Shortly after the deal was struck, the U announced that it was raising tuition for out-of-state students and graduate students, as well as increasing dorm fees — all in excess of the rate of inflation. If you happen to be a Minnesota resident undergrad not living in a dorm, you might well feel entitled to a sigh of relief. But nothing has been done to address the underlying cause of the escalation of tuition — the growth in spending at the U. This freeze is only a postponement, not a pardon.
There is another hidden consequence of this deal — “hidden” because it harms a group of students who are nowhere to be found on campus. If students are viewed solely as revenue generators, then the new tuition regime that has resulted from this deal has made Minnesota students relatively less valuable than out-of-state students. This way of seeing things is reflected in the U’s current admission decisions. Comparing this year’s undergraduate class with last year’s, we see that the U has admitted 400 fewer Minnesotans and has replaced them with 400 more out-of-state students.

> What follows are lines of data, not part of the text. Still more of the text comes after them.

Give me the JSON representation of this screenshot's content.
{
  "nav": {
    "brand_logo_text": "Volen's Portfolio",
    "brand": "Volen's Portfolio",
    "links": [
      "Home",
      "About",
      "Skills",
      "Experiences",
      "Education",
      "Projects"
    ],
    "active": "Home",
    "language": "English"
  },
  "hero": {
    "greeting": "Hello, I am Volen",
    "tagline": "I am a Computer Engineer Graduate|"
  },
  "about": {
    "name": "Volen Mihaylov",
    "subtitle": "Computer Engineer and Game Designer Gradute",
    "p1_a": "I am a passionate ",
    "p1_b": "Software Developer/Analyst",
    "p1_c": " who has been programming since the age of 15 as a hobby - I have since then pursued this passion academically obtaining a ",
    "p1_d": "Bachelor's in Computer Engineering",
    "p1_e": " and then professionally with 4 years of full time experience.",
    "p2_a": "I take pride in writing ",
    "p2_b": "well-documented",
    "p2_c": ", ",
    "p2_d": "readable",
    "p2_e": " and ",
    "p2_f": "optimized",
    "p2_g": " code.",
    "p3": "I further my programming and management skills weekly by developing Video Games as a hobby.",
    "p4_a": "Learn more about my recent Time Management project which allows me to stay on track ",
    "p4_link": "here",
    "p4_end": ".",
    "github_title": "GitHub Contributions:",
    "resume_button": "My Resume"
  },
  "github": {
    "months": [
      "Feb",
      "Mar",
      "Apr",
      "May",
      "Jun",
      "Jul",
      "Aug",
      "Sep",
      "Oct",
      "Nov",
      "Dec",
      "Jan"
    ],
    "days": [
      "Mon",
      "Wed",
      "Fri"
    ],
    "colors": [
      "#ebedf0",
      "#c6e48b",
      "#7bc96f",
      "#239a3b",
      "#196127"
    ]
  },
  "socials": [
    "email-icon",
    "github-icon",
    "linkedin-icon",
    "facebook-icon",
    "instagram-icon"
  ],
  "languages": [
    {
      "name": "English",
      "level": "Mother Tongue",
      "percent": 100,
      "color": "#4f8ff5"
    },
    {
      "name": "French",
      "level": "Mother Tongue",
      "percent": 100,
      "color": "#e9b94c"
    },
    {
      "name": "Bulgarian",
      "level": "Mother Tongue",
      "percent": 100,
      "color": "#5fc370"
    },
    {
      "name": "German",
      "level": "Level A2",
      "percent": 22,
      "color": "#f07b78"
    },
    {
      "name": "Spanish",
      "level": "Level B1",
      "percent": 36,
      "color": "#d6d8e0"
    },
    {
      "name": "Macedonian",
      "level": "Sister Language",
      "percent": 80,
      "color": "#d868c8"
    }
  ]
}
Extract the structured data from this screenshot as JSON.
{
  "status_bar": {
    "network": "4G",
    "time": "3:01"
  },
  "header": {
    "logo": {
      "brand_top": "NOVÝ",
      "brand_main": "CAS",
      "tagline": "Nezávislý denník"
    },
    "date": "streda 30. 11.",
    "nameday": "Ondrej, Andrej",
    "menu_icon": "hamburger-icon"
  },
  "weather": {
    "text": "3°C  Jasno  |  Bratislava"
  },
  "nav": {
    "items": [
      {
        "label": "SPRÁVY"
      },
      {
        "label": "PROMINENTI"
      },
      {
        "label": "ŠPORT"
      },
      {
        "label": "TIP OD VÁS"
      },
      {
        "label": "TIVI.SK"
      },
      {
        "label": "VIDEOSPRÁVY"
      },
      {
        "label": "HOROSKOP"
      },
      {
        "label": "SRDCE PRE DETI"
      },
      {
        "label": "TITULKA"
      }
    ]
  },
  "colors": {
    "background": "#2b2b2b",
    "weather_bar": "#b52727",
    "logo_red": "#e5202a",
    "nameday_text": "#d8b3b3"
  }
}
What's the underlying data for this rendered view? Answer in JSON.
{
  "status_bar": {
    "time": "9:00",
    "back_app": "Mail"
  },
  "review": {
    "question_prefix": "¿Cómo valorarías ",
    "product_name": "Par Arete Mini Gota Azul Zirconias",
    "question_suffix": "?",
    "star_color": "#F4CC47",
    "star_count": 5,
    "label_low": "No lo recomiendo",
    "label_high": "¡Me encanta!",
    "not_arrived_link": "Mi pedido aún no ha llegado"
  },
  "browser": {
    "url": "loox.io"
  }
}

Minnesota taxpayers will not be pleased to learn that the Legislature has committed them to giving the U more money so that it can educate fewer Minnesotans.
While the U appears to have bested everyone involved, this is a shortsighted assessment. The U regularly ranks in the top 10 among public colleges in the average amount of student loan debt of its graduates. Nationally, outstanding student loan debt now exceeds $1 trillion. Nearly 12 percent of these loans are delinquent or in default. Clearly, there is something wrong with the U’s business model. Any organization whose game plan involves the ruin of a large proportion of the population it is meant to serve is headed toward self-destruction.
“Everyone loses” is not the only option. In 2000, the U’s operating expenses were $1.8 billion. Today, they are $3.6 billion. After such a huge run-up in costs, the U could easily cut its operating budget by 5 percent and still provide students with the tools they need to get a good education.
Applying this savings to reducing tuition would yield a 20 percent reduction in the amount extracted from students. The Legislature should set this 20 percent reduction in tuition revenue as a target for the U, and for every dollar that this target is exceeded, the state appropriation should be reduced by $2.
It’s time for a new deal.
Robert Katz is an employee of the University of Minnesota libraries.